Avec Marc Bloch se clôt probablement la série des grands panthéonisés
de la Résistance par Emmanuel Macron. Après l’entrée de Joséphine Baker et du
couple Manouchian sous la coupole, l’historien de l’Étrange Défaite
rejoint, accompagné de son épouse Simonne Vidal, deux autres grandes figures –
outre Maurice Genevoix, témoin de la Grande Guerre – que sont Robert Badinter et Simone Veil. Elles ont pour point commun d’avoir été les cibles
de la barbarie nazie.

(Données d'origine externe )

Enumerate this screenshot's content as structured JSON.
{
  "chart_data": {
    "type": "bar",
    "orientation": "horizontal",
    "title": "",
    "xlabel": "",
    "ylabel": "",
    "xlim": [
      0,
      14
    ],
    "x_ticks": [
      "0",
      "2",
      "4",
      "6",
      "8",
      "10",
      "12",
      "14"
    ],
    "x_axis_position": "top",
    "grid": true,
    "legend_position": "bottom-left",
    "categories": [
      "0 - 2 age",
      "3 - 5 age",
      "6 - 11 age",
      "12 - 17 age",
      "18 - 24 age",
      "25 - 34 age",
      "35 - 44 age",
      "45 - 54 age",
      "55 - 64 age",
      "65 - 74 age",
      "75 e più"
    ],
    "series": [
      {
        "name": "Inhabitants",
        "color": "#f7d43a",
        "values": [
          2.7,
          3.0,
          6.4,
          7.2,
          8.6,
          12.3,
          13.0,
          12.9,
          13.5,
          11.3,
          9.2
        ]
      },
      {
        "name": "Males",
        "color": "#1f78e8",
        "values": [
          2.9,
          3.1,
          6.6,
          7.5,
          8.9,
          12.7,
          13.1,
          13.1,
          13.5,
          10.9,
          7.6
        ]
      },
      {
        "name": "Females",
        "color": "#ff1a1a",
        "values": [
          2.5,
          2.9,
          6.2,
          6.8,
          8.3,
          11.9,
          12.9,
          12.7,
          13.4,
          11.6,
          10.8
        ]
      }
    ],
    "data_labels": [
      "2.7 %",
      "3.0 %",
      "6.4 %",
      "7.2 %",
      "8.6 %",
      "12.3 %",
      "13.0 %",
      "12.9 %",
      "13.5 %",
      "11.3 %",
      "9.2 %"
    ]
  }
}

Juif et résistant, Marc Bloch est, comme Missak et
Mélinée Manouchian, au croisement de ces destinées.
Tandis qu’un
cycle s’achève avec la présidence Macron, on ne peut s’empêcher de ressentir, devant la grande inconnue
des élections de l’an prochain, une troublante angoisse à l’heure de cet ultime hommage au courage et au
refus de la résignation. L’obstination avec laquelle le président de la
République s’attache par les mots à rendre les honneurs mérités aux héros du
passé détonne avec la complaisance des actes envers les héritiers spirituels de
leurs bourreaux. Aucune autre formation politique que la sienne n’aura autant
œuvré, pour se maintenir au pouvoir, à la normalisation de l’extrême droite, du
pacte de non-censure avec Marine Le Pen à l’inversion du « front
républicain ».
Une fois la
dépouille des résistants ensevelie dans le caveau de la République, il ne
faudrait pas que les paroles de Marc Bloch reviennent nous hanter comme une sinistre
prémonition : « Nous venons de subir une incroyable défaite. À qui
la faute ? » Les regards se tourneront alors vers les pyromanes
qui, balayés par l’histoire, auront joué avec la catastrophe comme avec des
allumettes, sachant bien qu’ils n’auront pas à en subir les ravages dans leur
propre chair.
Les victimes de
l’extrême droite sont, en effet, toujours les mêmes : les étrangers, les
prolétaires, les femmes, les minorités visibles ou invisibles qui forment la
longue cohorte des dominés. Emmanuel Macron y fera sans doute allusion, mardi,
devant le parterre de cette étrange « fête » de l’esprit de
résistance, où se glisseront peut-être quelques aspirants ministres d’une Le
Pen ou d’un Bardella comptant les jours qui les séparent de 2027.